= Jim Dornan =

Irish obstetrician and gynecologist (1948–2021)

James Connor Dornan (5 February 1948 – 15 March 2021) was a Northern Irish obstetrician and gynaecologist. He was also a professor and frequently lectured both nationally and internationally, holding the chair in foetal medicine at Queen's University Belfast and that in health & life sciences at Ulster University.

== Early life ==

Dornan was born in Holywood, County Down. His father, also Jim, was an accountant who served as the general manager of the Northern Ireland Institute for the Disabled. His mother, Clare, was the first occupational therapist in Northern Ireland.

Dornan attended Bangor Grammar School and from there went on to study medicine at Queen's University Belfast where he was mentored by Harith Lamki, Buster Holland and Ken Houston.

== Career ==
Qualifying in 1973, he did his houseman's year in the Belfast City Hospital before training in his chosen career. He once considered acting as a career. In 1976, he was seconded to Queen's University in Kingston, Canada as a perinatal resident. On returning to Northern Ireland, he rotated around the north to complete his training and obtain an Honours MD from Queen's in 1981 for his research into fetal breathing. In 1986, he was appointed a consultant senior lecturer and subsequently reader, before he followed professor Graham Harley at the Royal Maternity Hospital.

In 2004, Dornan was elected senior vice president of the Royal College of Obstetricians and Gynaecologists in London, having been on its Council as a fellow for the previous five years. This was issued with the particular responsibility for developing global health initiatives. Amongst them was the establishment of an emergency obstetrician that provides lifesaving skills for medics, midwives and nurses in under-resourced countries, while working closely with the Liverpool School of Tropical Medicine.

Dornan wrote a non-clinical book, An Everyday Miracle, which was published in September 2013 by Blackstaff Press. He also had a late in life turn at acting.
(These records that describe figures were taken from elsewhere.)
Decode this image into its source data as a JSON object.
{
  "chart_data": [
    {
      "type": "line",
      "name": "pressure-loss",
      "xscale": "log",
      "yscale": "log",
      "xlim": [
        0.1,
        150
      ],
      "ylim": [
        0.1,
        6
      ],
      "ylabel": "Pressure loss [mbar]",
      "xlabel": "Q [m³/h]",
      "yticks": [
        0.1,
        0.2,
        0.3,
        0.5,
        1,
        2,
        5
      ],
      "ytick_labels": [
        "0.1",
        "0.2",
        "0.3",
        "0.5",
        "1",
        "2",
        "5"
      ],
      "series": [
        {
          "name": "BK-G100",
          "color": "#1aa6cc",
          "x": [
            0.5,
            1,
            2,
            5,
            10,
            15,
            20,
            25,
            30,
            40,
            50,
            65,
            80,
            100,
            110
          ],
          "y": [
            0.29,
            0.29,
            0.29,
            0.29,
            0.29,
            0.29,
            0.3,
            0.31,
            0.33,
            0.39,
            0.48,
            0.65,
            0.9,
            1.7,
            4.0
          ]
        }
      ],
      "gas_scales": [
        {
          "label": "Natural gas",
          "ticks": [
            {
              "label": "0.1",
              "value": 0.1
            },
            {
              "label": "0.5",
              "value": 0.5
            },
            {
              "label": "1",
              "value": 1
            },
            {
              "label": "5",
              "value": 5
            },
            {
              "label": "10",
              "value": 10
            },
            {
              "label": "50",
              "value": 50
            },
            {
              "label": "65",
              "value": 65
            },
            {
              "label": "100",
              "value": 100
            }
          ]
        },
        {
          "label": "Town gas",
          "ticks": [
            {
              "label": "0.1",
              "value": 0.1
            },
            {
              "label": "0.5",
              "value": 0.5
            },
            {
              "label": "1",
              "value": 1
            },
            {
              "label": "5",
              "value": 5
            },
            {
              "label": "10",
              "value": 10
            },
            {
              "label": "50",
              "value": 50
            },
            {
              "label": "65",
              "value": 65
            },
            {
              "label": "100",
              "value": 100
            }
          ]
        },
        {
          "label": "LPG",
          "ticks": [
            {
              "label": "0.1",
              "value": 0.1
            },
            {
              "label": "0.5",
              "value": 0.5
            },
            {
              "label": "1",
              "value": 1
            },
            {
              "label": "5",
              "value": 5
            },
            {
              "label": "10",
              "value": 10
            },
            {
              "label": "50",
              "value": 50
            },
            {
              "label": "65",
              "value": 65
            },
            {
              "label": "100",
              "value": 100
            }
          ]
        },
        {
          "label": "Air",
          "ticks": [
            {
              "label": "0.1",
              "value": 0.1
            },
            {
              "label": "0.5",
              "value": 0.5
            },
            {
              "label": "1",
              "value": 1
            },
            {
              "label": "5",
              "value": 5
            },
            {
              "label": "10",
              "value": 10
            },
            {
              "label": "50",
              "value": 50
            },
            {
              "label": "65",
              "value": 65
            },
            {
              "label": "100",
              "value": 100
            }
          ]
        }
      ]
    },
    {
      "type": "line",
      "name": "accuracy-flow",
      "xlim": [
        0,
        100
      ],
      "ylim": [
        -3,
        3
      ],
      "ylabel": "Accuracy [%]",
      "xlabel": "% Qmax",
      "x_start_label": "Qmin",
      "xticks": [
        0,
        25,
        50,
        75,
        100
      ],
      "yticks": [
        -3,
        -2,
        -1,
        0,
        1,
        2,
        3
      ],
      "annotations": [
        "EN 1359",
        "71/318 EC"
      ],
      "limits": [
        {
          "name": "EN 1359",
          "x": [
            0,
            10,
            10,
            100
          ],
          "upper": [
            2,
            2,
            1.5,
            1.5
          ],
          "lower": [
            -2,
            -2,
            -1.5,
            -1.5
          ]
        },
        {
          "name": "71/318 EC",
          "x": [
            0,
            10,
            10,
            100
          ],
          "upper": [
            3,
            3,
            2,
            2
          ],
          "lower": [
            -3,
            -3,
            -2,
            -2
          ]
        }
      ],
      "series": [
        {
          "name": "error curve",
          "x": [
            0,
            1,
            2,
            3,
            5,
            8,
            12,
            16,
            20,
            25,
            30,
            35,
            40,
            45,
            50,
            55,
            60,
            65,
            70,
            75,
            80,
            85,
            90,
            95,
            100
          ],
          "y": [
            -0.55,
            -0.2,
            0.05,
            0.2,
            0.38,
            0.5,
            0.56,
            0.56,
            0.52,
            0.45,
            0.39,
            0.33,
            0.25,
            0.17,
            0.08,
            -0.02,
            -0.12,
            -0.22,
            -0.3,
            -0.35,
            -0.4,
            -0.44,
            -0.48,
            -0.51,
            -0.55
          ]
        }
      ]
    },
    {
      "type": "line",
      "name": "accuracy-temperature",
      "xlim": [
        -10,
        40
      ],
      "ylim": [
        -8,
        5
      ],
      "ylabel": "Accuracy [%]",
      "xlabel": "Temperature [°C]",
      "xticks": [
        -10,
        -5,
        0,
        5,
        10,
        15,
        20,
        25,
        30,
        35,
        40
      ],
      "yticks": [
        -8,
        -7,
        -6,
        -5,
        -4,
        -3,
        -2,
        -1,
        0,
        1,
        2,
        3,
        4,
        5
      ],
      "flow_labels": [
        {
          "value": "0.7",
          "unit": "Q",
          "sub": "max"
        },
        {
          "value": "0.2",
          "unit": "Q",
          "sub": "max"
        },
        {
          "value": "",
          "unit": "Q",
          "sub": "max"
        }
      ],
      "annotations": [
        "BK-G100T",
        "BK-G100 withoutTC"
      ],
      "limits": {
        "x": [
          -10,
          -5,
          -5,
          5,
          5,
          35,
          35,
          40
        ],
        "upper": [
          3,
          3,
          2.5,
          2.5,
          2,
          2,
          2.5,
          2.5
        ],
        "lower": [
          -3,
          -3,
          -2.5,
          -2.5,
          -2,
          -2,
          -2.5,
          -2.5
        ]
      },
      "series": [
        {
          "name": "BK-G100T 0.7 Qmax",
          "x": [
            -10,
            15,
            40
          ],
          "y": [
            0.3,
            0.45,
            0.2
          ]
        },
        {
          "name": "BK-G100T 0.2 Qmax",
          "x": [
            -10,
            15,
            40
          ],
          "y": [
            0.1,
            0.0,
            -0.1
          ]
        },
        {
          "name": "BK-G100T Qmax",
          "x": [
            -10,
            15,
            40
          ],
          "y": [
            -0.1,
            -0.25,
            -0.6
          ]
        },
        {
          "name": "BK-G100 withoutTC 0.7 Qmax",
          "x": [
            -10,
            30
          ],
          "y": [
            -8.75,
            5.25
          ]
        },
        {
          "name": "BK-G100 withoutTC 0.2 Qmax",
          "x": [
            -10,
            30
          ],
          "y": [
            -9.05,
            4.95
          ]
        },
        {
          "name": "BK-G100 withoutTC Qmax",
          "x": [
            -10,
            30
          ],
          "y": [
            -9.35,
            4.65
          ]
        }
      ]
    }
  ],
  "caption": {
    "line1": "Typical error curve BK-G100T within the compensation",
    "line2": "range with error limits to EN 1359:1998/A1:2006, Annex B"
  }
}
He appeared in the third series of the ITV drama Marcella, which stars Anna Friel. He also played a porter in The Fall, in which his son Jamie Dornan played a serial killer.

== Personal life ==
Dornan had three children, Liesa, Jessica and Jamie from his marriage to his first wife, Lorna, who died of cancer. He lived in Belfast, Northern Ireland, and was married to his second wife Samina who is also a gynaecologist and obstetrician and a strong supporter of legalising abortion in Northern Ireland. She appeared in the BBC Three documentary, Abortion: Ireland's Guilty Secret?. Dornan died on 15 March 2021 after having suffered from COVID-19. He had previously been diagnosed with chronic lymphocytic leukaemia.